Yep. Because the best way to teach is by example: "Here's the standard. Here's a variation or two from the standard." This would give folks an idea of how far you can go in various directions, and how much extra work/rules you do (or don't) need to do it.
 

Halivar

First Post
How is "these guys are from Place X" intrusive in a way that "this spell was made by Mage X" not? That's an honest question by the way. They both seem incredibly easy to ignore, to me.
Saying "this spells was made my mage X" does not in any way affect my campaign setting. Not in the slightest, teensiest bit, unless my setting says mages don't invent spells. In which case, I am ignoring a single word.

In 4E, there were entire sections of text (the entirety of all the fluff included with Dragonborn, Tieflings, and Eladrin, in fact) that I really could not use because of its campaign setting intrusion.
 

Alzrius

The EN World kitten
Yes.

1. For new DMs and players.
2. For the shared experiences across the hobby.
3. For experienced DMs and players that don't have time to make it all up.

This does not impede people from using another setting, not in the least. But it does enable entry to the game for new people, and w/o new people, there is no DND eventually. It does give people who don't want to invent a new world, a world to work with. It does give us a shared experience.

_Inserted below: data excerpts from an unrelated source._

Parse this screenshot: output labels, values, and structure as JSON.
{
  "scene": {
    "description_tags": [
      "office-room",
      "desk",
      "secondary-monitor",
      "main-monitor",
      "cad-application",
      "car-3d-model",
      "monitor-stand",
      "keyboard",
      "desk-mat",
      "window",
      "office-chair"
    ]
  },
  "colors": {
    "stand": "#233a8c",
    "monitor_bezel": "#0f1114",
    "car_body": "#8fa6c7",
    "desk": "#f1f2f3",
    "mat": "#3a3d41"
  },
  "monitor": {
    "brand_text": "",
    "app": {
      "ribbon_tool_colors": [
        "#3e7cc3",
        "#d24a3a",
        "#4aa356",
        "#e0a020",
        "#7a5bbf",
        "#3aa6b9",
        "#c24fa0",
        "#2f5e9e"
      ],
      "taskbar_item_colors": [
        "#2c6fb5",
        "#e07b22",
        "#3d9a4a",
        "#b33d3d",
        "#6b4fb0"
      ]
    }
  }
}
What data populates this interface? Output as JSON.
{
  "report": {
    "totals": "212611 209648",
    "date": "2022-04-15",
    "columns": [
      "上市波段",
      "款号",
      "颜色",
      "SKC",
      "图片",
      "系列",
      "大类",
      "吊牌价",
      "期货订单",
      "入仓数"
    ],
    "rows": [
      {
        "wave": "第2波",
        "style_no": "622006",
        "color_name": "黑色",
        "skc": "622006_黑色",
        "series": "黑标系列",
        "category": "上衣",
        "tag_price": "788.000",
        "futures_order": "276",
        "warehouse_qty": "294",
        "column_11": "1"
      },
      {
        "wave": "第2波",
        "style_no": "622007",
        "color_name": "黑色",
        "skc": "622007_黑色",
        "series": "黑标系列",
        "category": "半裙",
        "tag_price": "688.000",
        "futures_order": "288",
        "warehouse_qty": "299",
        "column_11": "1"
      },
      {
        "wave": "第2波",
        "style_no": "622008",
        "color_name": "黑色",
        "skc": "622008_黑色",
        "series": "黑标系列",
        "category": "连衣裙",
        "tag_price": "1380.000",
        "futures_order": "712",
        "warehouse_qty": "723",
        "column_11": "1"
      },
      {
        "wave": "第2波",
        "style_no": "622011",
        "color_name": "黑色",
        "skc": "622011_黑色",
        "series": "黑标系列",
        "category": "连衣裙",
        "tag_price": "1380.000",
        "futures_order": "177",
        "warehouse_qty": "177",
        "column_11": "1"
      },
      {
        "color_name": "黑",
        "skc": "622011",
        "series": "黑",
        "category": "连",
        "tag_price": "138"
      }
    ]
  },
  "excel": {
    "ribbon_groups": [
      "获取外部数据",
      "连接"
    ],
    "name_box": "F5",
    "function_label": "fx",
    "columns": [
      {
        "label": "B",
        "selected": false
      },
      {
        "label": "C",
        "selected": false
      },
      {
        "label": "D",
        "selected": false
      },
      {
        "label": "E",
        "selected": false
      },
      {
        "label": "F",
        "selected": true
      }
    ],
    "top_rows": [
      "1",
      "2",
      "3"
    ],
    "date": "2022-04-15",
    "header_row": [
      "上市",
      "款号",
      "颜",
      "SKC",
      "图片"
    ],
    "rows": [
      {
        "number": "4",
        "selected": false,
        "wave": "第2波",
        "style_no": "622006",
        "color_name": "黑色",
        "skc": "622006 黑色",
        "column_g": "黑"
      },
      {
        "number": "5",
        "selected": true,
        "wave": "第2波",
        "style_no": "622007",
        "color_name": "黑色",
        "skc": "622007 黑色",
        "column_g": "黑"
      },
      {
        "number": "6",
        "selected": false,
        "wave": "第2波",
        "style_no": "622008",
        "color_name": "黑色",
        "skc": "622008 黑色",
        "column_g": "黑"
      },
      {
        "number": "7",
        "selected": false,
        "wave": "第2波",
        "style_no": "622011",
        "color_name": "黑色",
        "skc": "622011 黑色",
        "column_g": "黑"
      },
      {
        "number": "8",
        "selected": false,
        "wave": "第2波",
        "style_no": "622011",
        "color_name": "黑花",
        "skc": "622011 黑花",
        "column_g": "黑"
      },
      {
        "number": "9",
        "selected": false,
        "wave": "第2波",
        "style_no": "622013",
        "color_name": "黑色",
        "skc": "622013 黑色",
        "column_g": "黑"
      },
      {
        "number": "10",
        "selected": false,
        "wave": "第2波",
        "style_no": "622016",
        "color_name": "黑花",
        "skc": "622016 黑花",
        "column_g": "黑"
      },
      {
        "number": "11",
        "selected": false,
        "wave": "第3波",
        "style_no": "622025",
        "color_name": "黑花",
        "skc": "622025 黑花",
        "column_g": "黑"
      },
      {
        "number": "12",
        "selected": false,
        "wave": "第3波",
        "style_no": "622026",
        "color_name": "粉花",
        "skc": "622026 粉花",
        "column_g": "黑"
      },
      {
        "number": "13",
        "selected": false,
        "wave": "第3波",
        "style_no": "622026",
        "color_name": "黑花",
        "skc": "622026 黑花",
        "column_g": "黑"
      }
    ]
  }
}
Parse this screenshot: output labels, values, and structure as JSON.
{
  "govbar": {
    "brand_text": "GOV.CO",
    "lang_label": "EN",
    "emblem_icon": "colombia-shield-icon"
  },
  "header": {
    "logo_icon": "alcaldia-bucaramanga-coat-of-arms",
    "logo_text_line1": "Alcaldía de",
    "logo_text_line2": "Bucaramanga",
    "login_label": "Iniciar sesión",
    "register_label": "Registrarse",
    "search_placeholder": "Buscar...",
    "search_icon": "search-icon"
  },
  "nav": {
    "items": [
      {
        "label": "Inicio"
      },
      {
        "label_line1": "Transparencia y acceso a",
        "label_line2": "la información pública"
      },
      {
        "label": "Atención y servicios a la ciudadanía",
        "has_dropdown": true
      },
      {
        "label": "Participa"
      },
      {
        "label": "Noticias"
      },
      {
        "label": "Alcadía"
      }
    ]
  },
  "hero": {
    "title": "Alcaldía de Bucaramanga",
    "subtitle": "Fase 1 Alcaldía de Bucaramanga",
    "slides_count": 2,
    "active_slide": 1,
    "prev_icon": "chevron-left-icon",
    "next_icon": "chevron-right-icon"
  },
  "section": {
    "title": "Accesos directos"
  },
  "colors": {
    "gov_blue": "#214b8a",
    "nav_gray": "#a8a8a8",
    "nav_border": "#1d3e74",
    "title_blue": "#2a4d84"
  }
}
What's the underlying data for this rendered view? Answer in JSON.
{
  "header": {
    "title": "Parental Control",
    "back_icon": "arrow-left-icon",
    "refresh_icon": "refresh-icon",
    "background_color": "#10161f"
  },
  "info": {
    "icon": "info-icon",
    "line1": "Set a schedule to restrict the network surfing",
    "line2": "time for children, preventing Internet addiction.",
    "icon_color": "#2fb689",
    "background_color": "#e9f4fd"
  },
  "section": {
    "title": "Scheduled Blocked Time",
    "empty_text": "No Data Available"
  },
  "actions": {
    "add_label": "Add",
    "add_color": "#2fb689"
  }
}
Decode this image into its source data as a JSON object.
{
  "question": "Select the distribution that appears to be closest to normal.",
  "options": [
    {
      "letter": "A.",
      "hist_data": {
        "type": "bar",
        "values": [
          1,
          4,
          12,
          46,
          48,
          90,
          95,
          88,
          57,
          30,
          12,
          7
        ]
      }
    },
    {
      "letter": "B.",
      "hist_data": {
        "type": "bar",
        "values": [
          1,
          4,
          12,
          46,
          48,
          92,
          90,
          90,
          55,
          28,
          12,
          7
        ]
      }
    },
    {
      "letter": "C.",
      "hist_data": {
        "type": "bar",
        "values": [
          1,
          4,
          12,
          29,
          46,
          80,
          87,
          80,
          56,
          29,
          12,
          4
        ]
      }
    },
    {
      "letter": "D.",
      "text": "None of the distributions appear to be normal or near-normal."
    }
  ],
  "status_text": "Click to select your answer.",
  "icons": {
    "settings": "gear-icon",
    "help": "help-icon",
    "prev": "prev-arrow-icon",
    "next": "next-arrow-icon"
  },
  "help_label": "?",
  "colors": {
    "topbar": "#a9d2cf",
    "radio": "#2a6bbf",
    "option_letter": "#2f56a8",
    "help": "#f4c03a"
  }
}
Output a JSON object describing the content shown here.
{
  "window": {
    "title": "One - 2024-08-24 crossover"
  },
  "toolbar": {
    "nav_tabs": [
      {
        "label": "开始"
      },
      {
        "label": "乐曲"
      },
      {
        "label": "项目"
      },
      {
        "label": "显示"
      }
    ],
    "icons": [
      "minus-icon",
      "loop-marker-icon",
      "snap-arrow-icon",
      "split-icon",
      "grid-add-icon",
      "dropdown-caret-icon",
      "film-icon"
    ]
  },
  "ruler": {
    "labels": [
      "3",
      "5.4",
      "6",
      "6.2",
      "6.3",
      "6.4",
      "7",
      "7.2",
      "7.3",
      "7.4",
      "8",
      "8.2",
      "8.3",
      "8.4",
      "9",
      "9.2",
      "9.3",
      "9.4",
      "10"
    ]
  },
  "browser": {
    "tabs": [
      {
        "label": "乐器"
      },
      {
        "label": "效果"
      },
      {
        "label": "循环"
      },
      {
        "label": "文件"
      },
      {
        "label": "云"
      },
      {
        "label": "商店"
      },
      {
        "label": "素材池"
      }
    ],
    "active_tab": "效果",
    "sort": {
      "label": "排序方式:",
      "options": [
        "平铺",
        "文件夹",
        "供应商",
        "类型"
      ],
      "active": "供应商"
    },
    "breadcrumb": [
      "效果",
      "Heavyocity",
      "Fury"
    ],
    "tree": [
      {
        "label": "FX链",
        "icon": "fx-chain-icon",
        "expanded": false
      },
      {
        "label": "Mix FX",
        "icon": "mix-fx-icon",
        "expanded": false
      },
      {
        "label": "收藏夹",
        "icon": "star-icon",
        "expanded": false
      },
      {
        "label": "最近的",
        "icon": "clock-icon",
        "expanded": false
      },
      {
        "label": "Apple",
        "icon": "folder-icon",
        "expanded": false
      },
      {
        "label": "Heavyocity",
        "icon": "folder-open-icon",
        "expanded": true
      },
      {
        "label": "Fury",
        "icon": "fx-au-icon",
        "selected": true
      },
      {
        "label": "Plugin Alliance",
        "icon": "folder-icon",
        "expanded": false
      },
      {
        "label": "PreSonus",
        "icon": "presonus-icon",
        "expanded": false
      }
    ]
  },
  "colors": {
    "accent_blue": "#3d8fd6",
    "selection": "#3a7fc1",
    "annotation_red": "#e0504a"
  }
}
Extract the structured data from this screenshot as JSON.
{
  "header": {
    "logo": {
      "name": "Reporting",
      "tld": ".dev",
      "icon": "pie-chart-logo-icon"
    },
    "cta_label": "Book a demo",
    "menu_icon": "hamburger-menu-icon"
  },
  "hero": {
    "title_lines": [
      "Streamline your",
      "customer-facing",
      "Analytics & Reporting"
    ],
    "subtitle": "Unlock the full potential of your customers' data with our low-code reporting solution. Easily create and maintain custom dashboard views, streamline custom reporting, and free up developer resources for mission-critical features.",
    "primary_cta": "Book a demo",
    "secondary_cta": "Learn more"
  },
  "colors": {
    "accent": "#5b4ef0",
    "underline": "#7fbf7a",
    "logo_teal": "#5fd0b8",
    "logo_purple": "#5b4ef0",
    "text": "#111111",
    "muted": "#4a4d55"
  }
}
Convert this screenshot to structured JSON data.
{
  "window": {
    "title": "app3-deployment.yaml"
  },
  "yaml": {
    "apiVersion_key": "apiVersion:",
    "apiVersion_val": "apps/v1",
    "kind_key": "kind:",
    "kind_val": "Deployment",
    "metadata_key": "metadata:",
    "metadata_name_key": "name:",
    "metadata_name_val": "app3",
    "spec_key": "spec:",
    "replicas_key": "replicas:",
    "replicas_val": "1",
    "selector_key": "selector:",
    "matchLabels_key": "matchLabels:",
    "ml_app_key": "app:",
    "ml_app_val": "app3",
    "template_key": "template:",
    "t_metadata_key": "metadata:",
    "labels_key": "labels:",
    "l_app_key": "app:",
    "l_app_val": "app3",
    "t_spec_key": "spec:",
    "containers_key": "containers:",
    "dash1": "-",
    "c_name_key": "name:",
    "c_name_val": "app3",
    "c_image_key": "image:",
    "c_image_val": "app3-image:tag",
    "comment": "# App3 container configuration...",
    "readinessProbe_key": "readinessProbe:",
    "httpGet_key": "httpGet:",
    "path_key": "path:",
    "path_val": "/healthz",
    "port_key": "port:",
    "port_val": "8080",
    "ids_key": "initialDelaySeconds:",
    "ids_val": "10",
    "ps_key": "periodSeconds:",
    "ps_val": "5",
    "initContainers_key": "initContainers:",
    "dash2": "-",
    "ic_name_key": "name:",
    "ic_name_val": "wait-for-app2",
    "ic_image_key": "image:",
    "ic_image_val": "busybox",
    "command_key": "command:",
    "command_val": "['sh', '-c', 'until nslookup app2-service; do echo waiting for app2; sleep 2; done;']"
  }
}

For all the talk of the importance of story, I keep reading threads that ask for no story in the game. And I don't get that.

I agree with this fully. My one caveat is that I'm not sure what the best way is to present such a setting.

Should it be in the Core Rulebooks? If so, how? A chapter or chapters detailing the setting, and if so how much detail should be presented? Or should references just be sprinkled throughout the book as a given ("who is this 'Mordenkainen' that made this disjunction spell?")? In that case, should there then be a setting book published separately, a la a campaign setting guide, with clear reference that this is the default campaign assumed?

I think a default setting is a good idea, but how it's presented isn't an afterthought - it's half of the equation.